I watched the entirety of Arrested Development: Season Four over the past forty-eight hours.
Already, I see critics eager to pounce and declare the new episodes subpar.
How fast we go from demanding its return to hastening its burial.
Here are a few thoughts in its defense (Mild Spoiler Alert):
1) As many have said, the later episodes pick up speed. This is not a happy coincidence. That’s because they are chapters, not episodes. I haven’t seen House of Cards, but it apparently unfolds similarly. Netflix is doing something exciting here. No longer must a television show develop from episode to episode as its own cohesive mini-unit built to keep audience interest for an entire week.
This is far more novel-like. The episodes unfold like a book that has no intention of spelling out every single detail and plot twist. True enough, the fact alone that everything is interconnected from chapter one to chapter fifteen doesn’t make this ‘funny’ per se. It does make it as elaborate as we’ve come to expect from series creator Mitch Hurwitz.
The experience of Netflix TV viewing is always strange. You are constantly watching with the ghost of the show’s first run in the back of your mind: Oh this must have been difficult to wait a whole summer to see resolved! I can see how people would think this season was losing steam but I didn’t notice too much because of the binge-watching effect.
This no longer has that, and it’s difficult to think of it as a new medium…but it is, and this is the perfect show to help introduce it.
2) This novel-like structure is both interesting artistically and practical. It obviously solves the problem of featuring actors who (some as a result of this show) are now quite busy. By focusing on their stories independently and building up a mosaic, the creators were able to bring the characters together without being able to constantly have all the actors together.

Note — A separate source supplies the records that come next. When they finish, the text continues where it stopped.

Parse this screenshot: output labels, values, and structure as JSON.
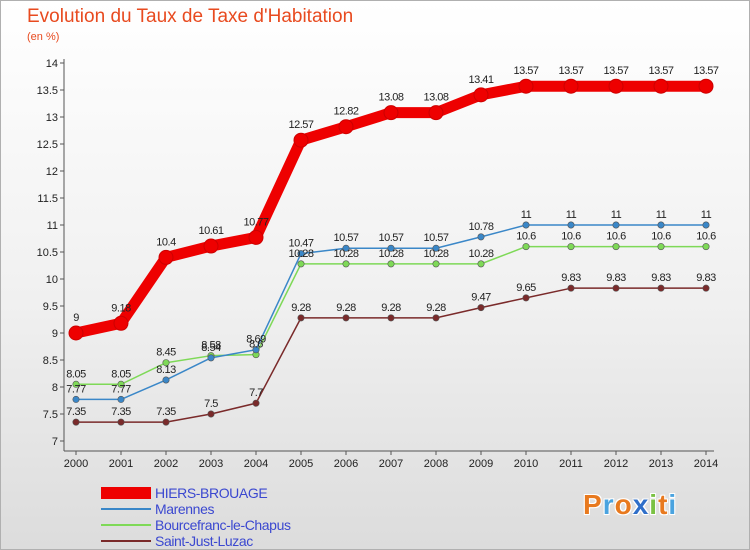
{
  "title": "Evolution du Taux de Taxe d'Habitation",
  "unit_label": "(en %)",
  "logo": {
    "text": [
      "P",
      "r",
      "o",
      "x",
      "i",
      "t",
      "i"
    ],
    "colors": [
      "#e8791e",
      "#4aa3df",
      "#e8791e",
      "#2f6fc9",
      "#7ac143",
      "#e8791e",
      "#4aa3df"
    ]
  },
  "chart_data": {
    "type": "line",
    "x": [
      "2000",
      "2001",
      "2002",
      "2003",
      "2004",
      "2005",
      "2006",
      "2007",
      "2008",
      "2009",
      "2010",
      "2011",
      "2012",
      "2013",
      "2014"
    ],
    "ylim": [
      7,
      14
    ],
    "yticks": [
      "7",
      "7.5",
      "8",
      "8.5",
      "9",
      "9.5",
      "10",
      "10.5",
      "11",
      "11.5",
      "12",
      "12.5",
      "13",
      "13.5",
      "14"
    ],
    "grid": false,
    "legend_position": "bottom-left",
    "series": [
      {
        "name": "HIERS-BROUAGE",
        "color": "#ee0000",
        "values": [
          9,
          9.18,
          10.4,
          10.61,
          10.77,
          12.57,
          12.82,
          13.08,
          13.08,
          13.41,
          13.57,
          13.57,
          13.57,
          13.57,
          13.57
        ],
        "labels": [
          "9",
          "9.18",
          "10.4",
          "10.61",
          "10.77",
          "12.57",
          "12.82",
          "13.08",
          "13.08",
          "13.41",
          "13.57",
          "13.57",
          "13.57",
          "13.57",
          "13.57"
        ]
      },
      {
        "name": "Marennes",
        "color": "#3a87c8",
        "values": [
          7.77,
          7.77,
          8.13,
          8.54,
          8.69,
          10.47,
          10.57,
          10.57,
          10.57,
          10.78,
          11,
          11,
          11,
          11,
          11
        ],
        "labels": [
          "7.77",
          "7.77",
          "8.13",
          "8.54",
          "8.69",
          "10.47",
          "10.57",
          "10.57",
          "10.57",
          "10.78",
          "11",
          "11",
          "11",
          "11",
          "11"
        ]
      },
      {
        "name": "Bourcefranc-le-Chapus",
        "color": "#7ed957",
        "values": [
          8.05,
          8.05,
          8.45,
          8.58,
          8.6,
          10.28,
          10.28,
          10.28,
          10.28,
          10.28,
          10.6,
          10.6,
          10.6,
          10.6,
          10.6
        ],
        "labels": [
          "8.05",
          "8.05",
          "8.45",
          "8.58",
          "8.6",
          "10.28",
          "10.28",
          "10.28",
          "10.28",
          "10.28",
          "10.6",
          "10.6",
          "10.6",
          "10.6",
          "10.6"
        ]
      },
      {
        "name": "Saint-Just-Luzac",
        "color": "#7a2a2a",
        "values": [
          7.35,
          7.35,
          7.35,
          7.5,
          7.7,
          9.28,
          9.28,
          9.28,
          9.28,
          9.47,
          9.65,
          9.83,
          9.83,
          9.83,
          9.83
        ],
        "labels": [
          "7.35",
          "7.35",
          "7.35",
          "7.5",
          "7.7",
          "9.28",
          "9.28",
          "9.28",
          "9.28",
          "9.47",
          "9.65",
          "9.83",
          "9.83",
          "9.83",
          "9.83"
        ]
      }
    ]
  }
}
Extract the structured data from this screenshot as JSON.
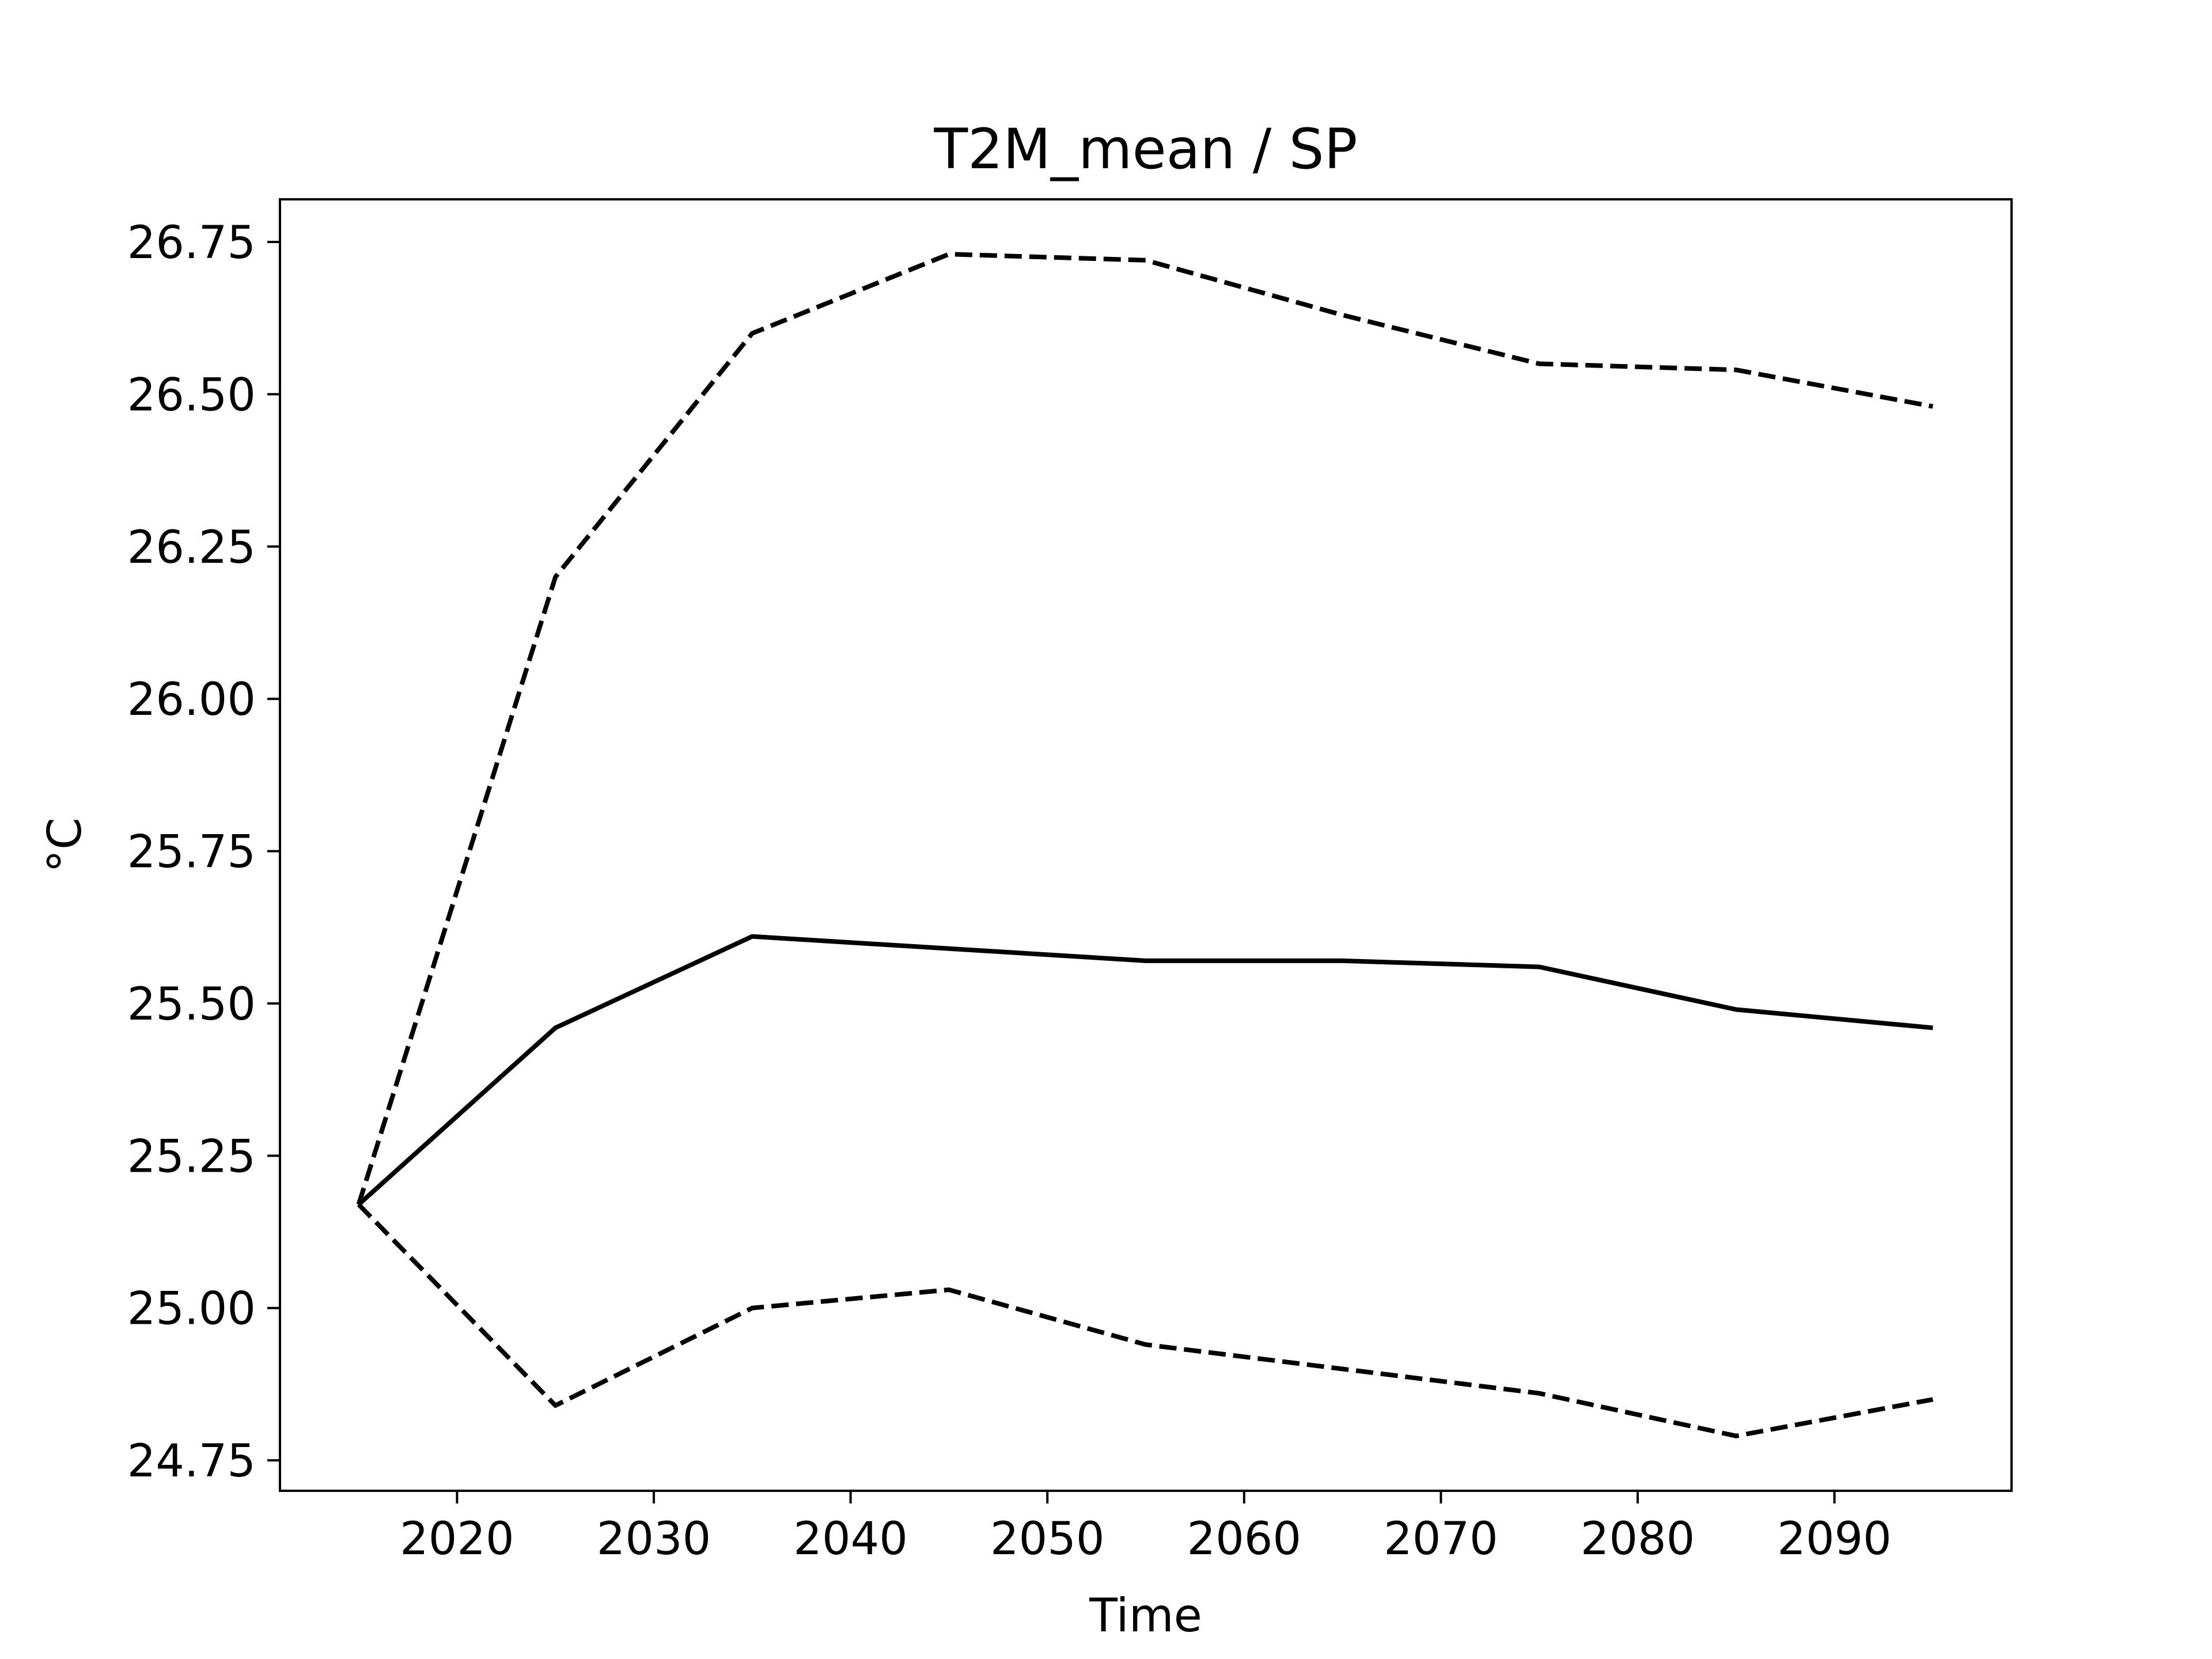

Many do not like this, but I admire how Hurwitz makes it a thematic focus point: the family is in shambles. They are broken and scattered. The one son trying to keep them all together can no longer do so, nor does he want to. This was the right place for the story to move and just as sometimes we have to watch our characters take some time apart from one another, this was worth doing so. Why wipe away where Season 3 had led us just because we wanted the whole gang back to the status quo?
3) The jokes pay off. The thing that people forget about the original show is that the jokes were designed to pay off after repetition. ”No touching” was never particularly funny on its own; it was the consistency with which it was used and the endless variation that eventually made it funny. Does the ostrich gag work in the same way? No, but there is plenty to enjoy. Fakeblock. Anustart. Barry’s ladder. To catch a predator. Gob’s love interest.
Did I find it “as funny” as before. No. I also found Season 3 to have dipped in quality, and thought it was fine for it to end as it did. We were the ones who demanded more. I am happy they gave in. It was a joy to see everyone, and not just the people we knew were coming back. Don’t forget Barry Zuckerkorn, Lucille 2, Bob Loblaw, Sally Sitwell, Gene Parmesan, Carl Weathers, the many Richters, Tony Wonder.
This was no prequel-sized dip in quality. It was new but not derivative, different but not unfamiliar, and inventive but never insulting.
If Season 5 or a movie is in the works, I will gladly devote another weekend to its viewing.